Le rapport du Parlement européen exprime d'abord une inquiétude face aux orientations de la Commission européenne. Celle-ci, qui a fait un travail intelligent sur la base du rapport de M. Jacques de Larosière consacré au paquet supervision, a franchi une étape, même s'il ne s'agit pas encore d'interdire la vente à découvert. Je tiens à vous alerter sur un point : alors que la Banque centrale européenne s'est vu donner les moyens d'être quasiment la première banque centrale du monde – de fait, elle était la seule à intervenir le 9 août 2007 –, la mise en place d'autorités qui n'auraient pas les moyens requis en termes d'expertise et de personnel peut conduire à un grave déséquilibre et à de grandes désillusions. Gardons-nous de créer une usine à gaz inefficace.

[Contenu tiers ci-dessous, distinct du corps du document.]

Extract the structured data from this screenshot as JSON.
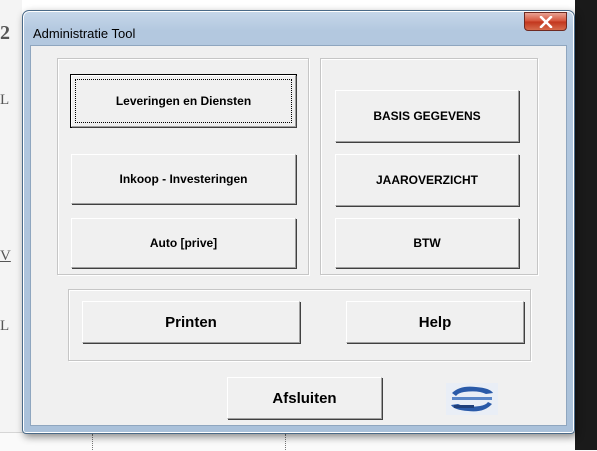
{
  "background": {
    "left_fragments": [
      "2",
      "L",
      "V",
      "L"
    ]
  },
  "window": {
    "title": "Administratie Tool",
    "close_glyph": "x"
  },
  "left_group": {
    "buttons": [
      {
        "label": "Leveringen en Diensten",
        "focused": true
      },
      {
        "label": "Inkoop - Investeringen",
        "focused": false
      },
      {
        "label": "Auto [prive]",
        "focused": false
      }
    ]
  },
  "right_group": {
    "buttons": [
      {
        "label": "BASIS GEGEVENS"
      },
      {
        "label": "JAAROVERZICHT"
      },
      {
        "label": "BTW"
      }
    ]
  },
  "action_group": {
    "print_label": "Printen",
    "help_label": "Help"
  },
  "footer": {
    "exit_label": "Afsluiten",
    "logo_icon": "company-logo-icon"
  },
  "colors": {
    "close_red": "#c2361d",
    "frame_blue": "#b3c8df",
    "logo_blue": "#2a5aa8"
  }
}
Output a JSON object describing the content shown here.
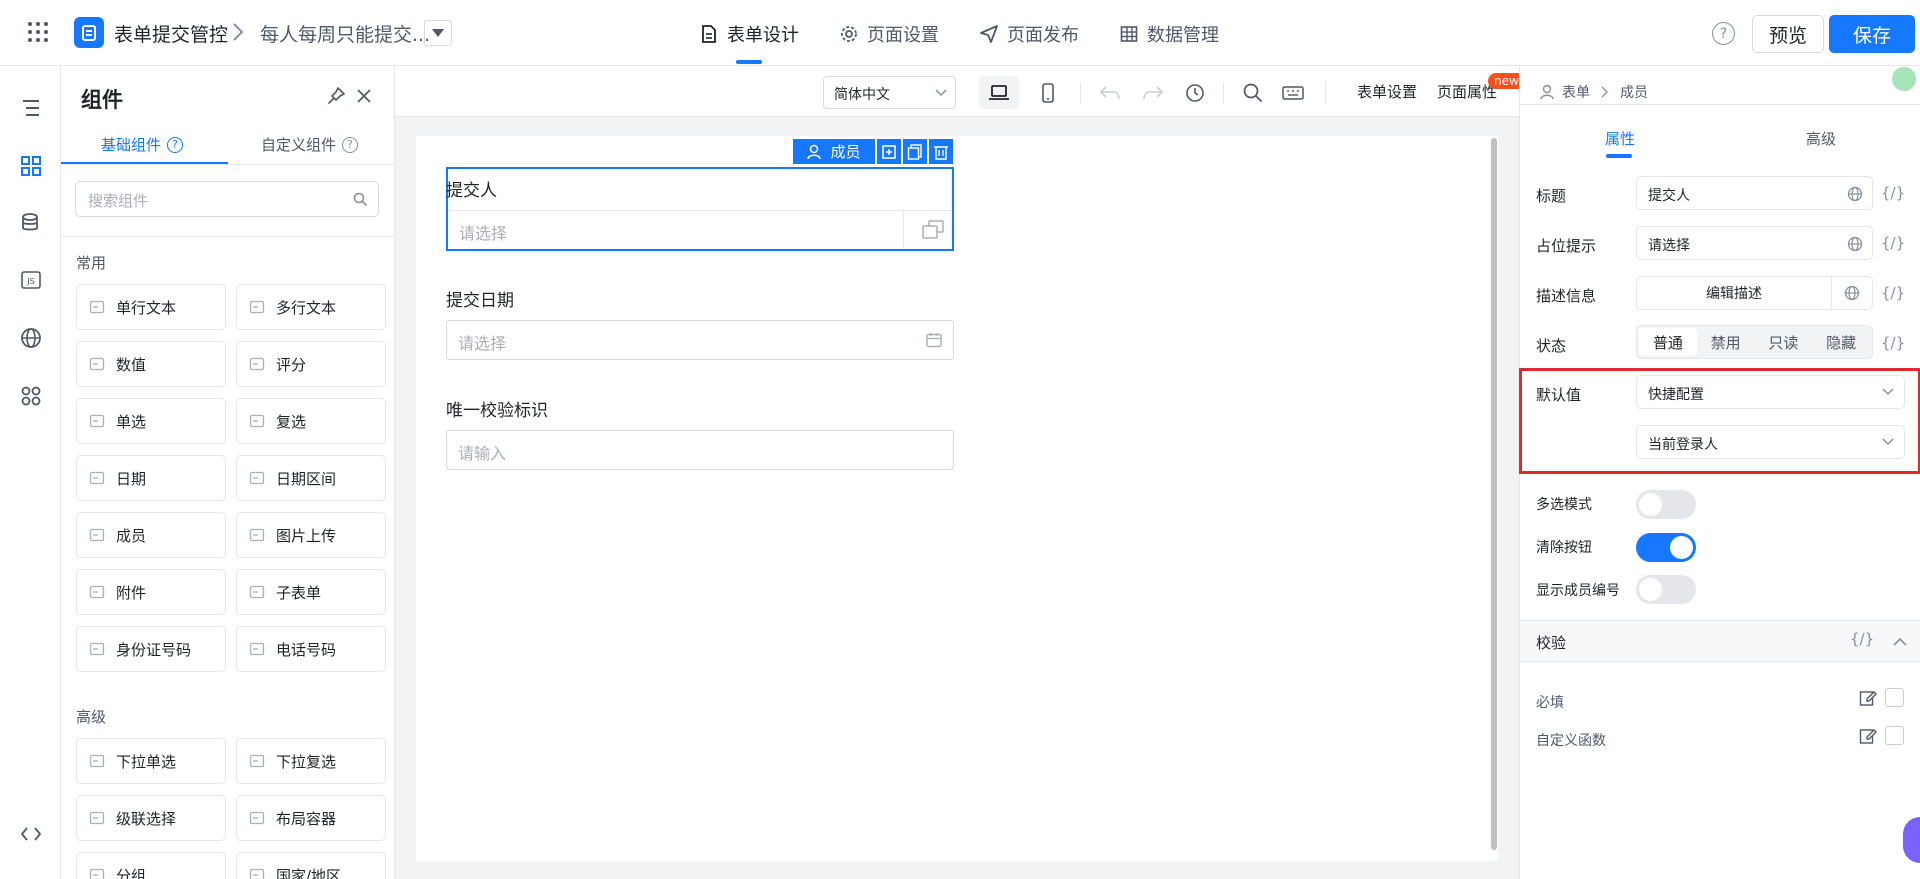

Pour l'heure, et sous réserve d'examen de la capacité des États membres à se mobiliser pour rendre ces autorités opérationnelles, le paquet supervision a été bien mené, avec une perspective d'ensemble. Cependant, bien des mesures préconisées par le rapport Larosière ne sont pas encore mises en oeuvre, notamment en matière d'anticipation des crises et de sanctions. En effet, faute d'harmonisation des sanctions, les opérateurs de marché définissent leurs stratégies de localisation en fonction des sanctions applicables. Après l'adoption du paquet supervision, nous sommes aujourd'hui engagés dans un paquet régulation pour lequel le commissaire égrène un catalogue de propositions définies en vue du seul objectif de stabilité des marchés financiers. La question de savoir comment ces régulations permettront le financement de l'économie et comment en optimiser les effets n'est jamais posée.
J'en viens aux deux points qui vous intéresseront sans doute particulièrement à l'échelle européenne : l'avenir de la directive relative aux marchés financiers – la MIF – et les chambres de compensation.
La MIF repose sur un pari consistant à ouvrir les bourses à la concurrence, notamment à celle des brokers, en échange de la transparence sur les prix. En réalité, cette transparence ne s'est pas faite et les « dark pools », qui sont des mécanismes d'internalisation, se soustraient à toute visibilité pour développer des stratégies potentiellement spéculatives.
L'autre aspect, plus criant durant la crise, en particulier lors de la chute de Lehman Brothers, est l'apparition d'un produit « miracle » inconnu cinq ans plus tôt : les « credit default swaps », ou CDS. Ces produits, qui ne faisaient l'objet d'aucune surveillance, échappaient à la règle de la transparence, qui est à la base du fonctionnement sain d'une économie de marché. Les CDS recouvrent une concurrence transatlantique considérable. De fait, ces segments de marché peuvent fragiliser certains de nos opérateurs et appeler, en dernier ressort, une intervention de la banque centrale ou les autorités publiques nationales pour aider les éventuelles victimes des CDS. La cohérence d'une chambre de compensation est absolument cruciale. Cependant, les grands artisans de la titrisation excessive sont toujours en très bonne santé et s'emploient à éviter une telle avancée.